Es gibt hier in der Galerie - nicht wie sonst in diesen Tagen - allen Grund, sicher zu gehen, hier braucht es keine neuen Schnüre, weil die alten nicht stark genug gewesen wären. Hier spannen sich unsichtbare Brücken von der Künstlerin zu Menschen und Dingen, von der Luft zu unserem Atem, wie das die 1901 in Czernowitz in der heutigen Ukraine geborene Schriftstellerin Rose Ausländer in ihrem Gedicht „Im Atemhaus“ beschreibt.

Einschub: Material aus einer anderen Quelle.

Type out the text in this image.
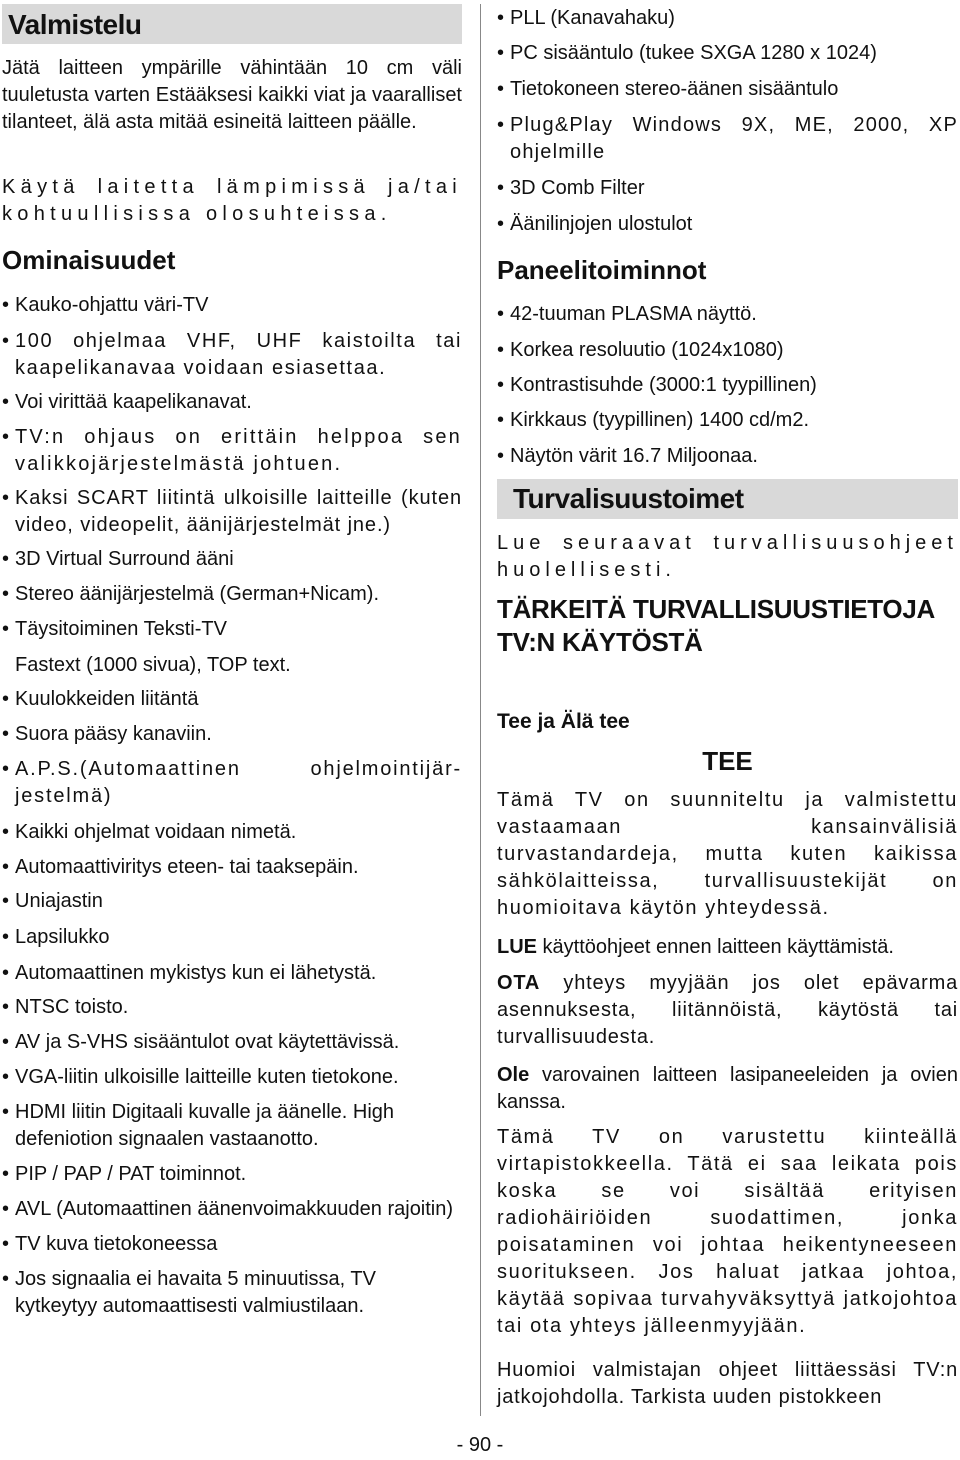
Valmistelu

Jätä laitteen ympärille vähintään 10 cm väli tuuletusta varten Estääksesi kaikki viat ja vaaralliset tilanteet, älä asta mitää esineitä laitteen päälle.

Käytä laitetta lämpimissä ja/tai kohtuullisissa olosuhteissa.

Ominaisuudet
• Kauko-ohjattu väri-TV
• 100 ohjelmaa VHF, UHF kaistoilta tai kaapelikanavaa voidaan esiasettaa.
• Voi virittää kaapelikanavat.
• TV:n ohjaus on erittäin helppoa sen valikkojärjestelmästä johtuen.
• Kaksi SCART liitintä ulkoisille laitteille (kuten video, videopelit, äänijärjestelmät jne.)
• 3D Virtual Surround ääni
• Stereo äänijärjestelmä (German+Nicam).
• Täysitoiminen Teksti-TV
Fastext (1000 sivua), TOP text.
• Kuulokkeiden liitäntä
• Suora pääsy kanaviin.
• A.P.S.(Automaattinen ohjelmointijär-jestelmä)
• Kaikki ohjelmat voidaan nimetä.
• Automaattiviritys eteen- tai taaksepäin.
• Uniajastin
• Lapsilukko
• Automaattinen mykistys kun ei lähetystä.
• NTSC toisto.
• AV ja S-VHS sisääntulot ovat käytettävissä.
• VGA-liitin ulkoisille laitteille kuten tietokone.
• HDMI liitin Digitaali kuvalle ja äänelle. High defeniotion signaalen vastaanotto.
• PIP / PAP / PAT toiminnot.
• AVL (Automaattinen äänenvoimakkuuden rajoitin)
• TV kuva tietokoneessa
• Jos signaalia ei havaita 5 minuutissa, TV kytkeytyy automaattisesti valmiustilaan.
• PLL (Kanavahaku)
• PC sisääntulo (tukee SXGA 1280 x 1024)
• Tietokoneen stereo-äänen sisääntulo
• Plug&Play Windows 9X, ME, 2000, XP ohjelmille
• 3D Comb Filter
• Äänilinjojen ulostulot
Paneelitoiminnot
• 42-tuuman PLASMA näyttö.
• Korkea resoluutio (1024x1080)
• Kontrastisuhde (3000:1 tyypillinen)
• Kirkkaus (tyypillinen) 1400 cd/m2.
• Näytön värit 16.7 Miljoonaa.
Turvalisuustoimet

Lue seuraavat turvallisuusohjeet huolellisesti.

TÄRKEITÄ TURVALLISUUSTIETOJA TV:N KÄYTÖSTÄ
Tee ja Älä tee
TEE

Tämä TV on suunniteltu ja valmistettu vastaamaan kansainvälisiä turvastandardeja, mutta kuten kaikissa sähkölaitteissa, turvallisuustekijät on huomioitava käytön yhteydessä.

LUE käyttöohjeet ennen laitteen käyttämistä.

OTA yhteys myyjään jos olet epävarma asennuksesta, liitännöistä, käytöstä tai turvallisuudesta.

Ole varovainen laitteen lasipaneeleiden ja ovien kanssa.

Tämä TV on varustettu kiinteällä virtapistokkeella. Tätä ei saa leikata pois koska se voi sisältää erityisen radiohäiriöiden suodattimen, jonka poisataminen voi johtaa heikentyneeseen suoritukseen. Jos haluat jatkaa johtoa, käytää sopivaa turvahyväksyttyä jatkojohtoa tai ota yhteys jälleenmyyjään.

Huomioi valmistajan ohjeet liittäessäsi TV:n jatkojohdolla. Tarkista uuden pistokkeen

- 90 -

Ilse Aberers Idee ist, diesen Raum künstlerisch mit Objekten zu vermessen, die keinen Rahmen mehr brauchen. Out of Frame. Damit stellt sie mit den in den letzten zwei Jahren entstandenen Werken eine Reihe von Fragen. Sie setzt dabei ihre konkrete Kunst konsequent fort, ohne die ersten Konkreten, in deren Traditionszusammenhängen die Künstlerin sich auch sieht, mit einem aktualisierten Manifest zu spiegeln. Vielmehr bespielt sie diesen Raum wie eine Landvermesserin und spielt auf mehreren Achsen, auf gedachten und nachvollziehbar konstruierten Beziehungspunkten. Sie betreibt damit Annäherungen ans Ganze dieses Raumes, öffnet dessen Teile und geht mit uns auf den imaginären Fäden, die sie mit ihrer Kunst durch den Space spannt. Von der Freiheit der Stacks, mit denen sie hier im Raum gleich links beim Eingang beginnt, hinüber zur Leichtigkeit jener Objekte, die sie Stretched und Swingwing nennt, mit sichtbar amüsanten Flugobjekten, wie dieses von mir leichtfüßig als Moustache bezeichnete Vögelchen, das sich in die Lüfte erhebt, und in ein anderes Land fliegt, wer weiß wohin. Über den Muttersberg ... Oder ins Montafon. Jedenfalls im Goldenen Schnitt.

Mapping the Space

 

Im letzten Teil der trinitalen Gliederung haben wir es mit Objekten zu tun, die die Dimensionalität des Raums hier in einem auf das davon Zehnte verkürzt spiegeln. Space. Wobei space als ein Homonym im realen, konkreten Sinne wie im großen Kosmos auch das All bezeichnet und die Galerie All-er-Art Ilse Aberers Kunst voll zur Geltung bringt. Die Länge des Raumes, 11,81, entspricht in der Space-Gruppe der Höhe des höchsten Objekts, der eine Fuß der Breite, 6,46, der zweite Fuß der Höhe, 4,40 Meter. Auf dem Weiß werfen die einzelnen space-Teile Fragen auf, so wie die Farben Strahlen abwerfen. Und Schatten, je nach Licht und Position. Die Künstlerin setzt ihre konkrete Kunst konsequent fort, ohne die ersten Konkreten mit einem Manifest zu kommentieren. Die auferlegte Strenge kommt so ganz federleicht daher. Sichtbares und Nicht-Sichtbares balancieren in einer Art Schwebezustand, mit dem die Künstlerin, was übrigens auch für Alfred Graf, den Kurator dieser Ausstellung und alle Ausstellungen der letzten 10 Jahre, zutrifft, weil sie, wie dieser, sich die Welt „Stück für Stück“ erschließt, „Mapping the World“. Als landvermessende Künstlerin ist Ilse Aberer die zentrale Figur des Abends, jene Person, die den Raum, in dem wir alle uns jetzt befinden, kartiert. Der Raum, den, wie erwähnt, Architekt Hohenfellner hier entworfen hat, ist einem genuin menschlichen Maß konstruiert. Wenn man durch diesen Raum geht, hat man an keinem Ort das Gefühl, es könnte eng werden oder man wäre eingeschränkt. Vielmehr öffnet der Raum.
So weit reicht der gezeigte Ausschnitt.